This morning I sat down with former Treasury Secretary Hank Paulson whose new book “On the Brink” details his turmoil filled tenure as the nation’s chief financial officer. So just how successful does he think his tough decisions regarding the economy really were? “The financial system is stable,” he said “and the economy is recovering right now. It’s got a good ways to go. And in terms of the actions that we took, I have no doubt that they helped us avoid disaster.”
But even Paulson acknowledged that not enough was done and that the country is not out of the woods just yet. “We have not fixed problems we need to fix. And we won’t have fixed it until we put in place resolution authority so that no financial institution is too big to fail.”
One such institution is Paulson’s former employer, Goldman Sachs. Both Paulson and his former company have come under fire throughout the crisis. The financial firm was made whole with taxpayer dollars when insurance giant AIG did not repay their debt. Some, including those on Capitol Hill say Paulson was playing favorites.

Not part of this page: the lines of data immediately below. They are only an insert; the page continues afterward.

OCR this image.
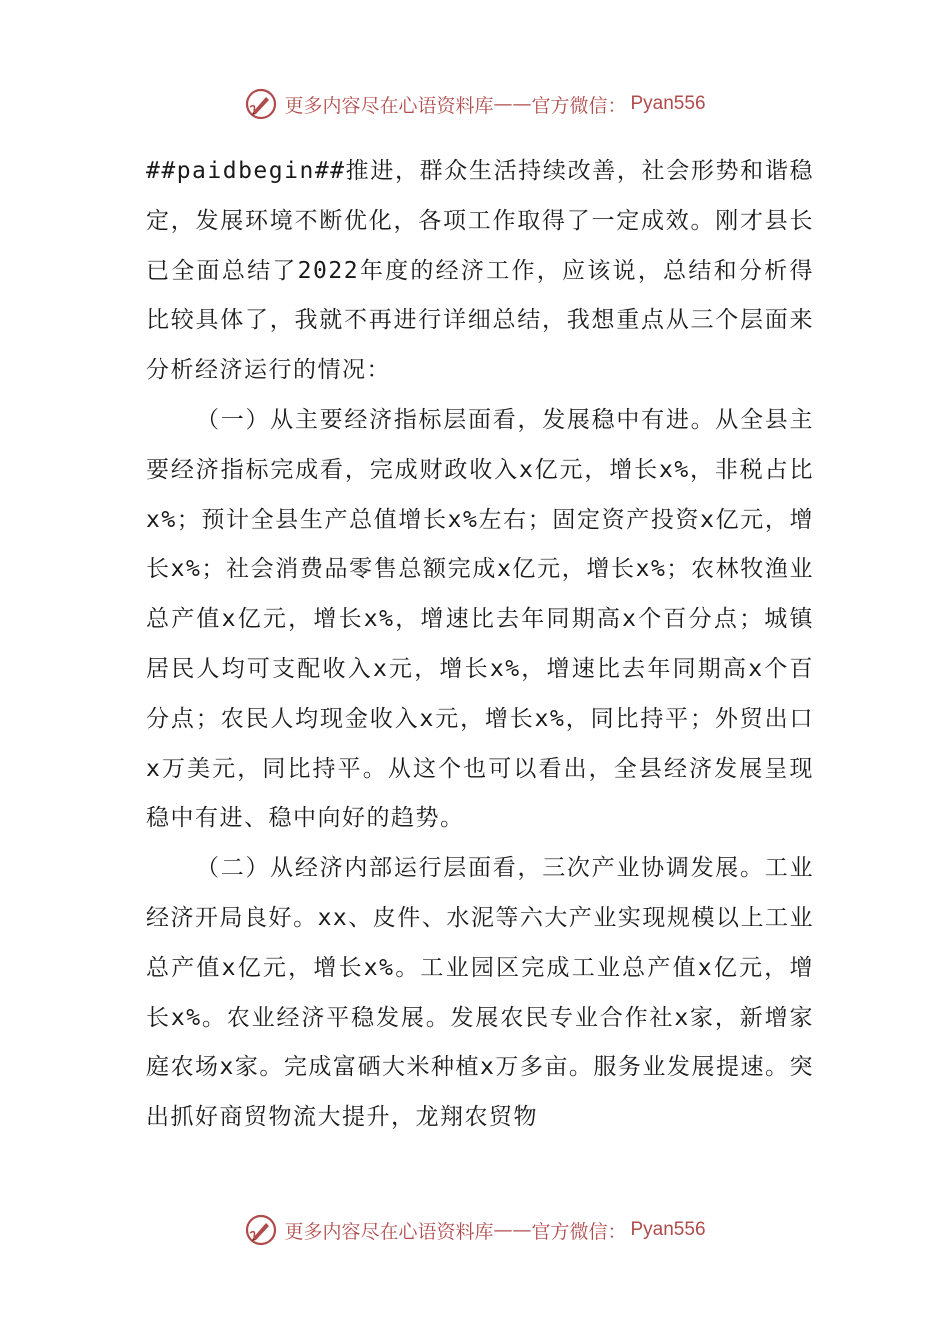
更多内容尽在心语资料库 —— 官方微信： Pyan556

##paidbegin##推进，群众生活持续改善，社会形势和谐稳定，发展环境不断优化，各项工作取得了一定成效。刚才县长已全面总结了2022年度的经济工作，应该说，总结和分析得比较具体了，我就不再进行详细总结，我想重点从三个层面来分析经济运行的情况：

（一）从主要经济指标层面看，发展稳中有进。从全县主要经济指标完成看，完成财政收入x亿元，增长x%，非税占比x%；预计全县生产总值增长x%左右；固定资产投资x亿元，增长x%；社会消费品零售总额完成x亿元，增长x%；农林牧渔业总产值x亿元，增长x%，增速比去年同期高x个百分点；城镇居民人均可支配收入x元，增长x%，增速比去年同期高x个百分点；农民人均现金收入x元，增长x%，同比持平；外贸出口x万美元，同比持平。从这个也可以看出，全县经济发展呈现稳中有进、稳中向好的趋势。

（二）从经济内部运行层面看，三次产业协调发展。工业经济开局良好。xx、皮件、水泥等六大产业实现规模以上工业总产值x亿元，增长x%。工业园区完成工业总产值x亿元，增长x%。农业经济平稳发展。发展农民专业合作社x家，新增家庭农场x家。完成富硒大米种植x万多亩。服务业发展提速。突出抓好商贸物流大提升，龙翔农贸物

更多内容尽在心语资料库 —— 官方微信： Pyan556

Paulson refused to address the payouts to any specific firms and did not directly address claims surrounding Goldman Sachs and AIG but he did say, “When I left Goldman Sachs, I severed my relationship in the firm, sold all my stock in the firm. My responsibility was to the American people and with every situation, and particularly, with regard to AIG, I cared about one thing and one thing only…if AIG had gone down, it would have been catastrophic for the American economy. It would have taken down the whole financial system…It would have been a disaster.”